UAW and other unions jointly raised these concerns in August 2023 comments on EPA’s proposed new chemicals procedural rule. However, according to the brief, EPA completely ignored the comment during the rulemaking—a violation of the Administrative Procedure Act (APA), according to the brief.
Proposed Disclosure Requirements
In their 2023 comments, the unions proposed a mechanism through which EPA could mandate the disclosure of information to unions or workers, which they argue would preserve the information’s confidential status.
“EPA can require entities submitting new chemical or significant new use applications to notify their affected employees that they are submitting these applications and to make the applications, the health and safety studies submitted with the application, and any risk evaluations completed by EPA available to the employees and their unions upon request, contingent on the requester agreeing to confidentiality protections,” the comments state.
Reiterating arguments made in the comments, UAW’s brief contends that this process would not run afoul of TSCA section 14, which governs CBI protections: “While Section 14, like [Freedom of Information Act (FOIA)] Exemption 4, allows EPA to withhold confidential information submitted to the federal government…neither Exemption 4 nor TSCA Section 14 prohibits EPA from mandating third party disclosure of CBI.”

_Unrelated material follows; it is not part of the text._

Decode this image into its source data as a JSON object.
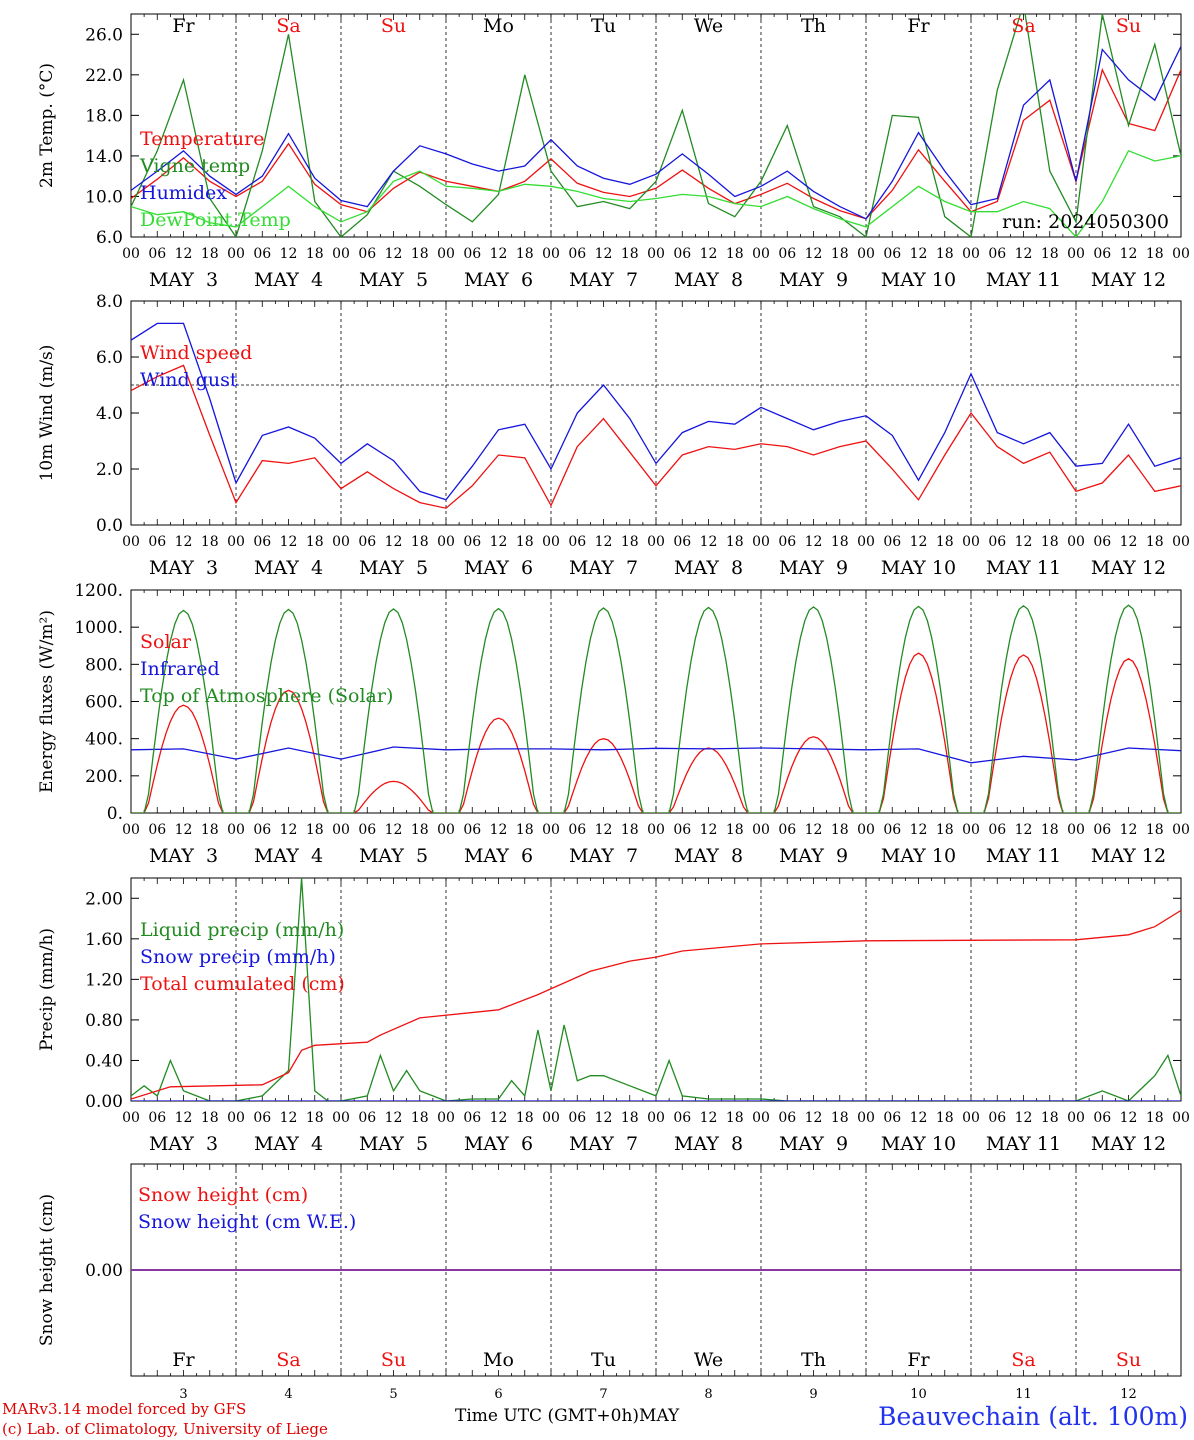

UAW argues that unions and workers routinely enter into similar confidentiality agreements to access other sensitive information, like financial information about corporate profits. The union also points to a 1985 Third Circuit decision, which it argues “directed OSHA to permit direct employee access to claimed trade secret information if the workers signed a confidentiality agreement” under OSHA’s Hazard Communication Standard.
Case Details
The suit is consolidated with other challenges to the 2024 new chemicals procedural rule brought by environmental groups. As discussed in a previous post, those groups are arguing that the rule’s failure to categorically exempt new persistent, bioaccumulative, and toxic chemicals (PBTs) from certain expedited reviews violates TSCA.
The case is Alaska Community Action on Toxics v. EPA, No. 25-158 (9th Cir.), filed 1/10/2025.